There’s currently some despondency among the world’s progressives these days, and though it’s understandable it has to be combated. The Tea Party does not have a monopoly on anger, on demonstrating, on making demands; progressives need to do all of those things. If it starts with more letters or more progressive talk shows, that’s a start. We need action to keep from despair; we need activity, and with it will come a sense of empowerment. Shopping at farmers’ markets and growing our own food is nice, but this isn’t a back-to-the-land movement—at least not for most people—this is a how-the-hell-are-we-going-to-make-big-changes movement. We have enemies, mostly in big corporations, and we have to figure out how to force them to change their ways. A detailed manifesto of this would take some time to put together, but it’s possible.

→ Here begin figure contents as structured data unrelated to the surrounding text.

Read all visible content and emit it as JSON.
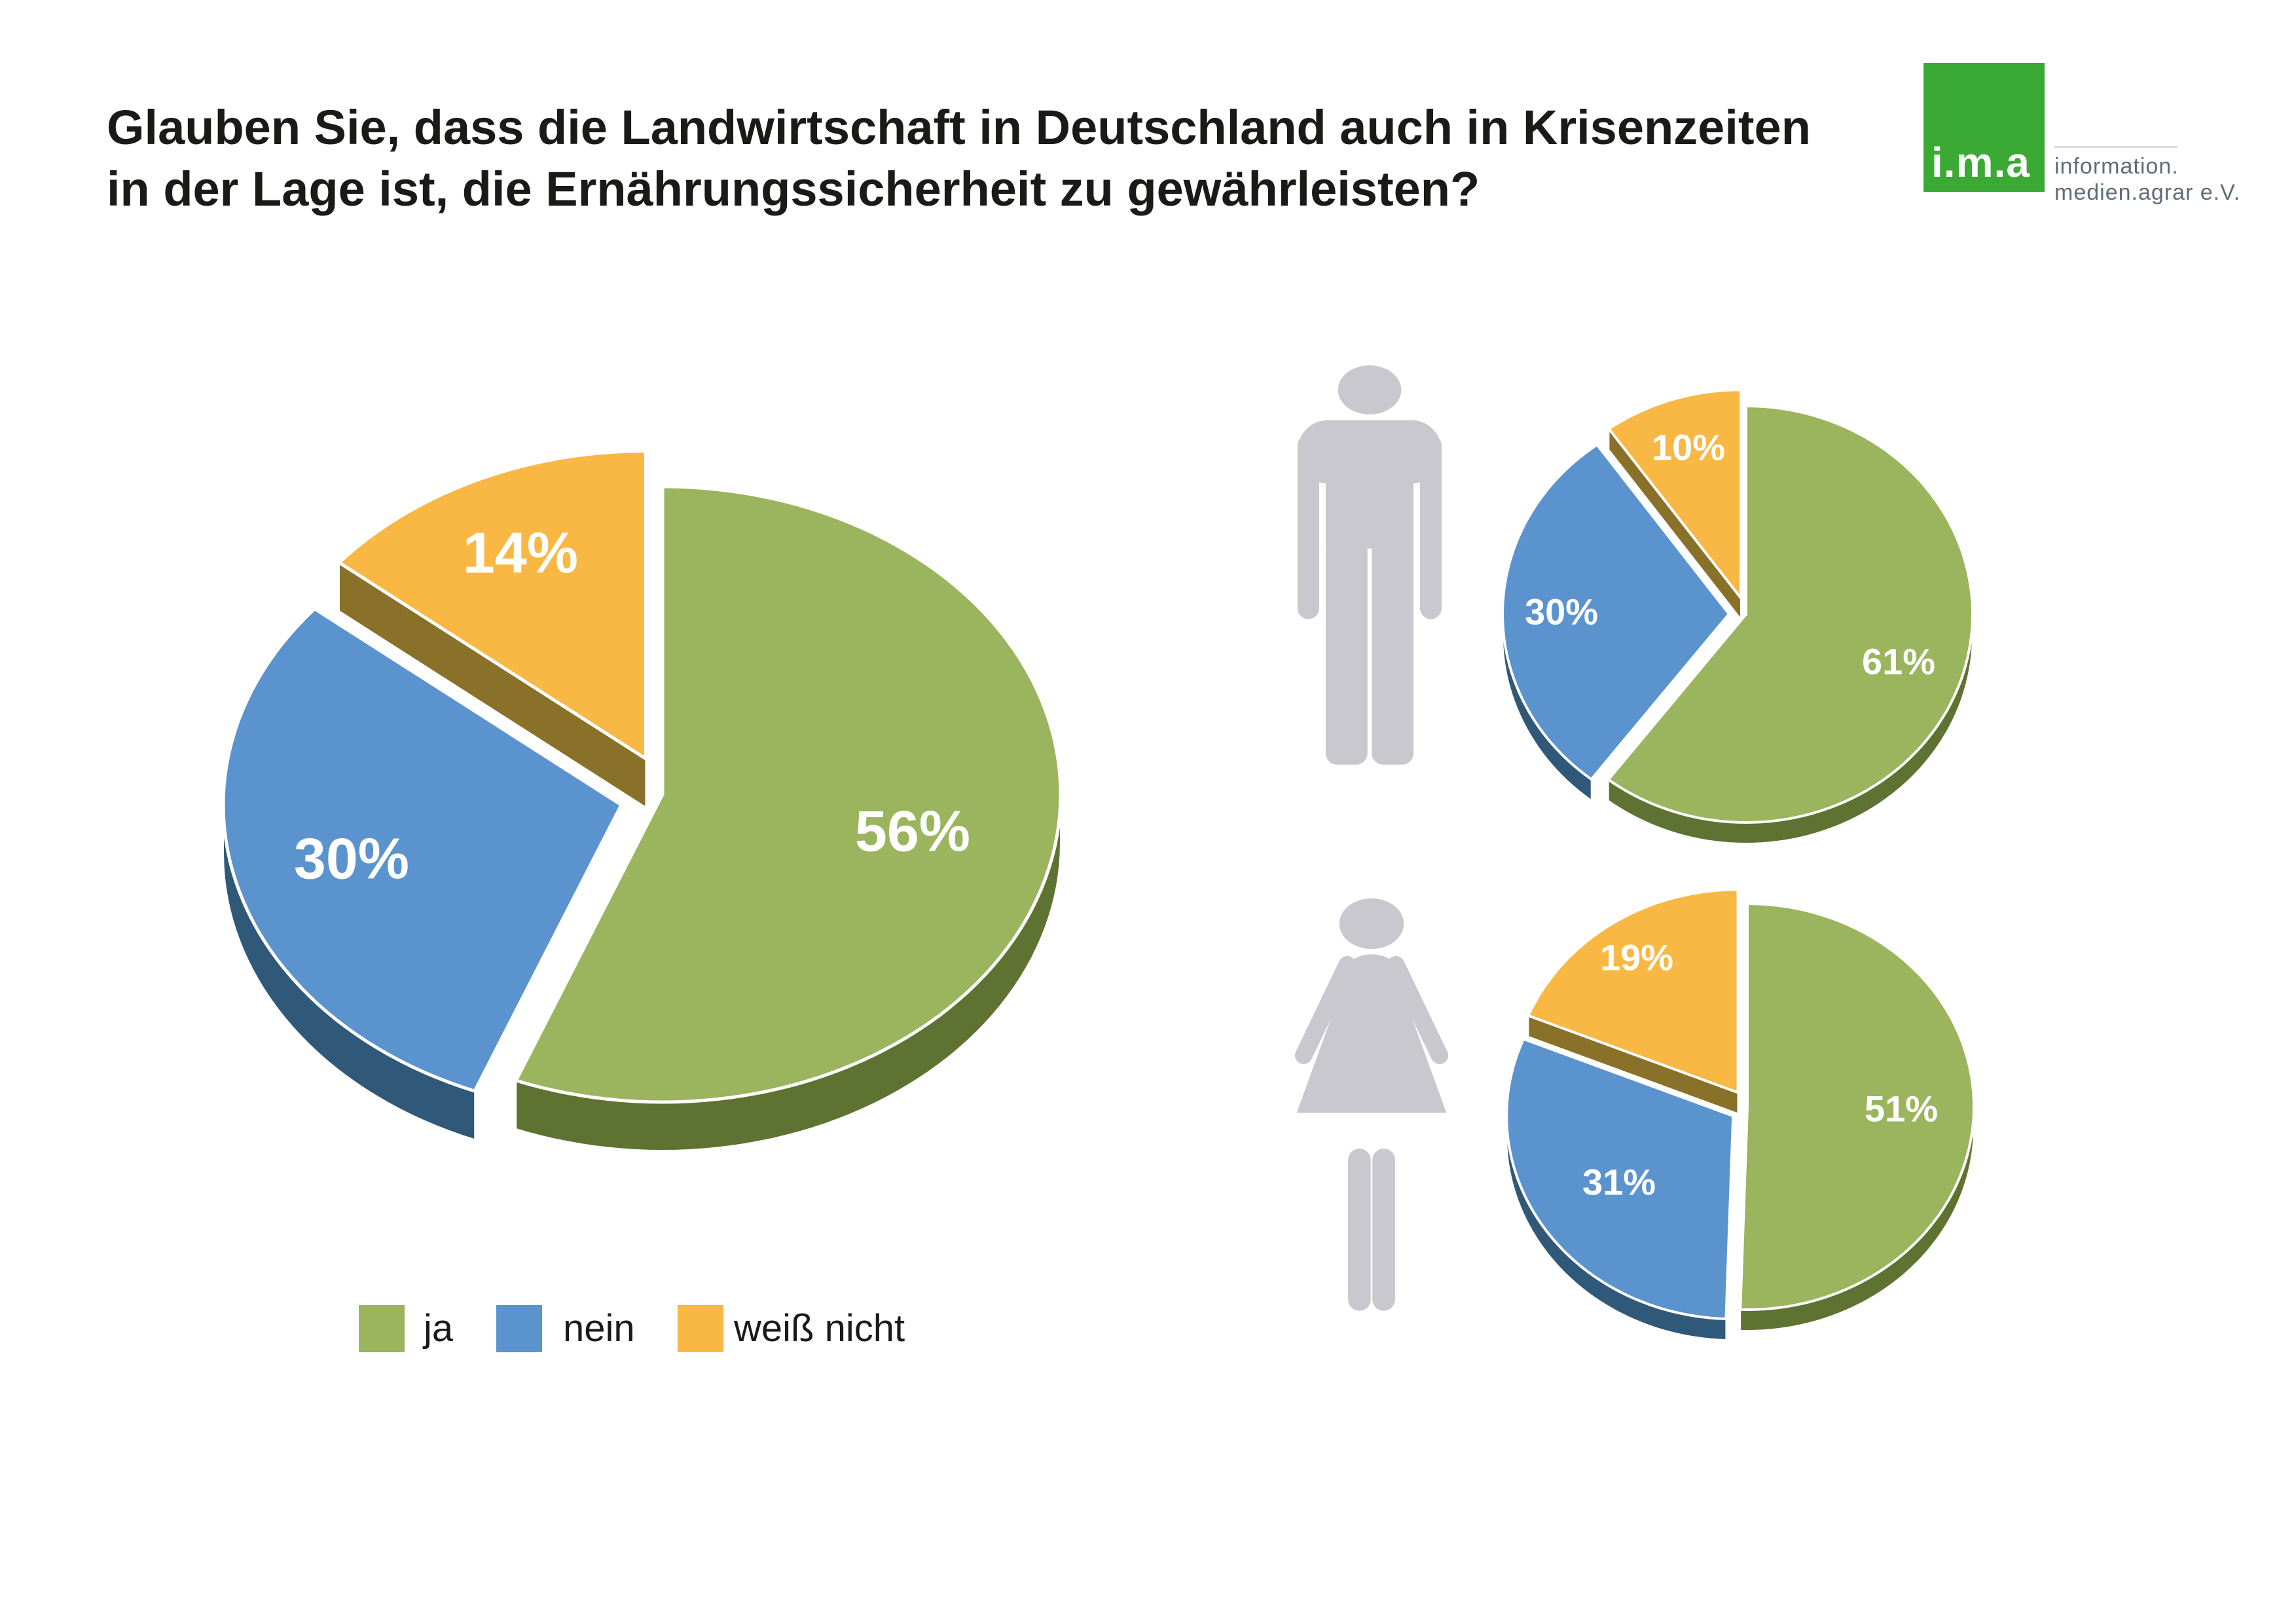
{
  "title": {
    "line1": "Glauben Sie, dass die Landwirtschaft in Deutschland auch in Krisenzeiten",
    "line2": "in der Lage ist, die Ernährungssicherheit zu gewährleisten?"
  },
  "logo": {
    "brand": "i.m.a",
    "line1": "information.",
    "line2": "medien.agrar e.V.",
    "square_color": "#3aaa35",
    "text_color": "#5f6c79"
  },
  "legend": [
    {
      "label": "ja",
      "color": "#9bb45e"
    },
    {
      "label": "nein",
      "color": "#5b93ce"
    },
    {
      "label": "weiß nicht",
      "color": "#f8b843"
    }
  ],
  "colors": {
    "slice_top": [
      "#9bb45e",
      "#5b93ce",
      "#f8b843"
    ],
    "slice_side": [
      "#5e7331",
      "#305878",
      "#8a7129"
    ],
    "icon_gray": "#c8c8ce",
    "label_text": "#ffffff",
    "title_text": "#1a1a18"
  },
  "chart_data": [
    {
      "type": "pie",
      "name": "overall",
      "style": "3d-exploded",
      "start": "12-o'clock",
      "direction": "clockwise",
      "categories": [
        "ja",
        "nein",
        "weiß nicht"
      ],
      "values": [
        56,
        30,
        14
      ],
      "labels": [
        "56%",
        "30%",
        "14%"
      ],
      "unit": "%"
    },
    {
      "type": "pie",
      "name": "male",
      "style": "3d-exploded",
      "start": "12-o'clock",
      "direction": "clockwise",
      "categories": [
        "ja",
        "nein",
        "weiß nicht"
      ],
      "values": [
        61,
        30,
        10
      ],
      "labels": [
        "61%",
        "30%",
        "10%"
      ],
      "unit": "%"
    },
    {
      "type": "pie",
      "name": "female",
      "style": "3d-exploded",
      "start": "12-o'clock",
      "direction": "clockwise",
      "categories": [
        "ja",
        "nein",
        "weiß nicht"
      ],
      "values": [
        51,
        31,
        19
      ],
      "labels": [
        "51%",
        "31%",
        "19%"
      ],
      "unit": "%"
    }
  ]
}
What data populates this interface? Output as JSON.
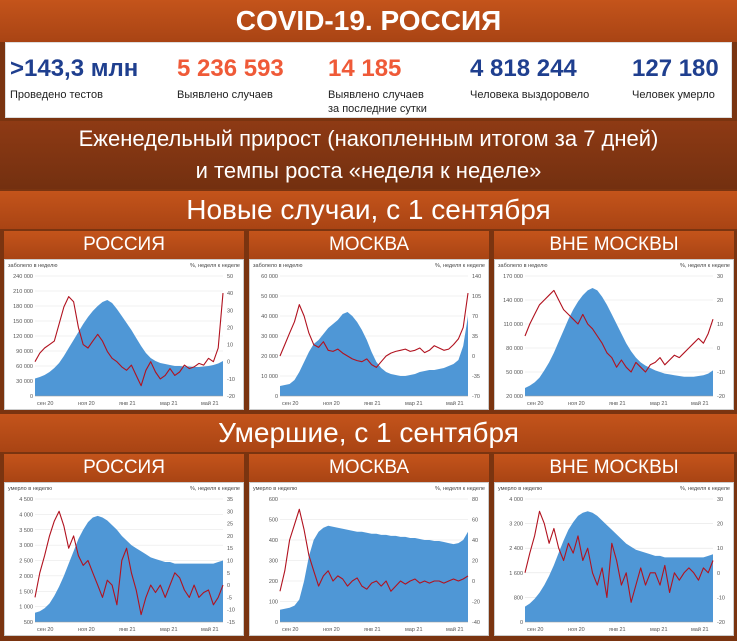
{
  "header": {
    "title": "COVID-19. РОССИЯ"
  },
  "stats": [
    {
      "value": ">143,3 млн",
      "label": "Проведено тестов",
      "color": "#1f3f8f"
    },
    {
      "value": "5 236 593",
      "label": "Выявлено случаев",
      "color": "#ef5a38"
    },
    {
      "value": "14 185",
      "label": "Выявлено случаев\nза последние сутки",
      "color": "#ef5a38"
    },
    {
      "value": "4 818 244",
      "label": "Человека выздоровело",
      "color": "#1f3f8f"
    },
    {
      "value": "127 180",
      "label": "Человек умерло",
      "color": "#1f3f8f"
    }
  ],
  "weekly_title": {
    "line1": "Еженедельный прирост (накопленным итогом за 7 дней)",
    "line2": "и темпы роста «неделя к неделе»"
  },
  "sections": {
    "new_cases": "Новые случаи, с 1 сентября",
    "deaths": "Умершие, с 1 сентября"
  },
  "regions": [
    "РОССИЯ",
    "МОСКВА",
    "ВНЕ МОСКВЫ"
  ],
  "colors": {
    "area": "#4f97d6",
    "line": "#b1121f",
    "band": "#b24a17",
    "bg": "#7a3410"
  },
  "chart_data": [
    {
      "type": "area",
      "region": "РОССИЯ",
      "section": "Новые случаи",
      "left_label": "заболело в неделю",
      "right_label": "%, неделя к неделе",
      "x_ticks": [
        "сен 20",
        "ноя 20",
        "янв 21",
        "мар 21",
        "май 21"
      ],
      "left_ticks": [
        "240 000",
        "210 000",
        "180 000",
        "150 000",
        "120 000",
        "90 000",
        "60 000",
        "30 000",
        "0"
      ],
      "right_ticks": [
        "50",
        "40",
        "30",
        "20",
        "10",
        "0",
        "-10",
        "-20"
      ],
      "ylim_left": [
        0,
        240000
      ],
      "ylim_right": [
        -20,
        50
      ],
      "series": [
        {
          "values": [
            35000,
            38000,
            42000,
            48000,
            56000,
            66000,
            80000,
            96000,
            112000,
            128000,
            144000,
            158000,
            170000,
            180000,
            188000,
            192000,
            186000,
            174000,
            160000,
            146000,
            132000,
            116000,
            100000,
            86000,
            76000,
            70000,
            66000,
            64000,
            62000,
            60000,
            60000,
            59000,
            59000,
            58000,
            58000,
            59000,
            60000,
            62000,
            65000,
            70000
          ]
        },
        {
          "values": [
            0,
            5,
            8,
            10,
            12,
            22,
            32,
            38,
            35,
            20,
            10,
            8,
            12,
            16,
            12,
            6,
            2,
            0,
            -3,
            -5,
            -2,
            -8,
            -14,
            -5,
            0,
            -6,
            -10,
            -8,
            -4,
            -8,
            -6,
            -2,
            -4,
            -3,
            -1,
            -2,
            2,
            0,
            8,
            40
          ]
        }
      ]
    },
    {
      "type": "area",
      "region": "МОСКВА",
      "section": "Новые случаи",
      "left_label": "заболело в неделю",
      "right_label": "%, неделя к неделе",
      "x_ticks": [
        "сен 20",
        "ноя 20",
        "янв 21",
        "мар 21",
        "май 21"
      ],
      "left_ticks": [
        "60 000",
        "50 000",
        "40 000",
        "30 000",
        "20 000",
        "10 000",
        "0"
      ],
      "right_ticks": [
        "140",
        "105",
        "70",
        "35",
        "0",
        "-35",
        "-70"
      ],
      "ylim_left": [
        0,
        60000
      ],
      "ylim_right": [
        -70,
        140
      ],
      "series": [
        {
          "values": [
            5000,
            5500,
            6000,
            8000,
            12000,
            17000,
            22000,
            26000,
            28000,
            31000,
            34000,
            36000,
            38000,
            41000,
            42000,
            40000,
            37000,
            33000,
            28000,
            22000,
            17000,
            14000,
            12000,
            11000,
            10500,
            10000,
            10000,
            10500,
            11000,
            12000,
            12500,
            13000,
            13000,
            13500,
            14000,
            15000,
            16000,
            18000,
            25000,
            40000
          ]
        },
        {
          "values": [
            0,
            20,
            40,
            60,
            90,
            70,
            40,
            20,
            15,
            25,
            10,
            8,
            12,
            5,
            0,
            -5,
            -8,
            -10,
            -5,
            -15,
            -20,
            -10,
            0,
            5,
            8,
            10,
            12,
            8,
            10,
            14,
            6,
            10,
            18,
            14,
            10,
            12,
            20,
            30,
            50,
            110
          ]
        }
      ]
    },
    {
      "type": "area",
      "region": "ВНЕ МОСКВЫ",
      "section": "Новые случаи",
      "left_label": "заболело в неделю",
      "right_label": "%, неделя к неделе",
      "x_ticks": [
        "сен 20",
        "ноя 20",
        "янв 21",
        "мар 21",
        "май 21"
      ],
      "left_ticks": [
        "170 000",
        "140 000",
        "110 000",
        "80 000",
        "50 000",
        "20 000"
      ],
      "right_ticks": [
        "30",
        "20",
        "10",
        "0",
        "-10",
        "-20"
      ],
      "ylim_left": [
        20000,
        170000
      ],
      "ylim_right": [
        -20,
        30
      ],
      "series": [
        {
          "values": [
            30000,
            33000,
            37000,
            43000,
            52000,
            62000,
            74000,
            88000,
            102000,
            116000,
            128000,
            138000,
            146000,
            152000,
            155000,
            152000,
            144000,
            134000,
            122000,
            110000,
            98000,
            86000,
            76000,
            68000,
            62000,
            58000,
            55000,
            52000,
            50000,
            48000,
            47000,
            46000,
            45000,
            44000,
            44000,
            44000,
            45000,
            46000,
            48000,
            52000
          ]
        },
        {
          "values": [
            5,
            10,
            14,
            18,
            20,
            22,
            24,
            20,
            16,
            14,
            12,
            10,
            14,
            10,
            8,
            5,
            2,
            -2,
            -4,
            -8,
            -5,
            -8,
            -10,
            -6,
            -8,
            -10,
            -7,
            -6,
            -4,
            -7,
            -5,
            -3,
            -4,
            -2,
            0,
            2,
            4,
            2,
            6,
            12
          ]
        }
      ]
    },
    {
      "type": "area",
      "region": "РОССИЯ",
      "section": "Умершие",
      "left_label": "умерло в неделю",
      "right_label": "%, неделя к неделе",
      "x_ticks": [
        "сен 20",
        "ноя 20",
        "янв 21",
        "мар 21",
        "май 21"
      ],
      "left_ticks": [
        "4 500",
        "4 000",
        "3 500",
        "3 000",
        "2 500",
        "2 000",
        "1 500",
        "1 000",
        "500"
      ],
      "right_ticks": [
        "35",
        "30",
        "25",
        "20",
        "15",
        "10",
        "5",
        "0",
        "-5",
        "-10",
        "-15"
      ],
      "ylim_left": [
        500,
        4500
      ],
      "ylim_right": [
        -15,
        35
      ],
      "series": [
        {
          "values": [
            800,
            850,
            950,
            1100,
            1350,
            1650,
            2000,
            2400,
            2800,
            3200,
            3500,
            3750,
            3900,
            3950,
            3900,
            3800,
            3650,
            3500,
            3300,
            3150,
            3000,
            2900,
            2800,
            2700,
            2600,
            2550,
            2500,
            2450,
            2450,
            2400,
            2400,
            2400,
            2400,
            2400,
            2400,
            2400,
            2400,
            2400,
            2450,
            2500
          ]
        },
        {
          "values": [
            -5,
            5,
            12,
            20,
            26,
            30,
            24,
            15,
            20,
            12,
            8,
            10,
            5,
            0,
            -5,
            2,
            0,
            -8,
            10,
            15,
            5,
            -2,
            -12,
            -5,
            0,
            -3,
            0,
            -5,
            0,
            5,
            3,
            -2,
            -5,
            0,
            -5,
            -3,
            -2,
            -8,
            -5,
            0
          ]
        }
      ]
    },
    {
      "type": "area",
      "region": "МОСКВА",
      "section": "Умершие",
      "left_label": "умерло в неделю",
      "right_label": "%, неделя к неделе",
      "x_ticks": [
        "сен 20",
        "ноя 20",
        "янв 21",
        "мар 21",
        "май 21"
      ],
      "left_ticks": [
        "600",
        "500",
        "400",
        "300",
        "200",
        "100",
        "0"
      ],
      "right_ticks": [
        "80",
        "60",
        "40",
        "20",
        "0",
        "-20",
        "-40"
      ],
      "ylim_left": [
        0,
        600
      ],
      "ylim_right": [
        -40,
        80
      ],
      "series": [
        {
          "values": [
            60,
            65,
            70,
            80,
            110,
            200,
            320,
            400,
            440,
            460,
            470,
            465,
            460,
            455,
            450,
            445,
            440,
            440,
            435,
            430,
            430,
            425,
            425,
            420,
            420,
            415,
            415,
            410,
            410,
            405,
            400,
            400,
            395,
            395,
            390,
            385,
            380,
            385,
            400,
            440
          ]
        },
        {
          "values": [
            -10,
            10,
            40,
            55,
            70,
            50,
            25,
            10,
            -5,
            5,
            10,
            0,
            5,
            2,
            -5,
            0,
            3,
            -5,
            -8,
            -2,
            0,
            -5,
            0,
            -10,
            -5,
            0,
            -3,
            0,
            2,
            -2,
            0,
            -2,
            0,
            0,
            -2,
            0,
            2,
            0,
            2,
            5
          ]
        }
      ]
    },
    {
      "type": "area",
      "region": "ВНЕ МОСКВЫ",
      "section": "Умершие",
      "left_label": "умерло в неделю",
      "right_label": "%, неделя к неделе",
      "x_ticks": [
        "сен 20",
        "ноя 20",
        "янв 21",
        "мар 21",
        "май 21"
      ],
      "left_ticks": [
        "4 000",
        "3 200",
        "2 400",
        "1 600",
        "800",
        "0"
      ],
      "right_ticks": [
        "30",
        "20",
        "10",
        "0",
        "-10",
        "-20"
      ],
      "ylim_left": [
        0,
        4000
      ],
      "ylim_right": [
        -20,
        30
      ],
      "series": [
        {
          "values": [
            500,
            600,
            750,
            950,
            1200,
            1500,
            1850,
            2250,
            2650,
            3000,
            3250,
            3450,
            3550,
            3600,
            3550,
            3450,
            3300,
            3150,
            3000,
            2850,
            2700,
            2550,
            2450,
            2350,
            2300,
            2250,
            2200,
            2150,
            2150,
            2100,
            2100,
            2100,
            2100,
            2100,
            2100,
            2100,
            2100,
            2100,
            2150,
            2200
          ]
        },
        {
          "values": [
            0,
            8,
            15,
            25,
            20,
            12,
            18,
            10,
            5,
            12,
            8,
            15,
            5,
            10,
            0,
            -5,
            2,
            -10,
            12,
            5,
            -5,
            0,
            -12,
            -5,
            2,
            -5,
            0,
            0,
            -5,
            3,
            -8,
            0,
            -3,
            0,
            2,
            0,
            -3,
            2,
            0,
            5
          ]
        }
      ]
    }
  ]
}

Of course two years ago, many thought Obama was going to make a big difference, but regardless of what you think of the President’s or First Lady’s efforts it’s become more clear than ever that if citizens want change it has to come from the ground up. Only we can push the government and the corporations to make change; no one is going to do it for us.
What projects and people have you got your eye on or are you impressed by?
If I had to single out one person it would be Marion Nestle; she continues on an almost daily basis to inspire everyone who’s doing interesting and important things in the food world. There are a hundred other people I know who are important; there are thousands I don’t know, but hear about.
There are a lot of people whose work I like, and even envy, mostly for their analytic skills and ability to articulate things—for the most part they’re journalists and academics, both of whom have critical roles to play. People on the ground in the industry are also important–farmers, of course, but also people in food service—I’d single out the food service company Bon Appétit here (not the magazine!) who are starting to see the light. And even a few chefs.
Progress is slow but slow is usually more sustainable than fast.
Being an active progressive, yesterday participated in protest organized by Common Cause in Rancho Mirage, CA. I wondered the same thing "how-the-hell-are-we-going-to-make-big-changes" without getting arrested. Tooting our horns isn't enough. I choose to believe in a writer, blogger,nutritionist and others that social networking has produced and will speak to the real movements in food and justice.
Jen your above article and Mark your responses are words to build a strong foundation to live a better life with that provides us with quality foods, justice and peace in our society.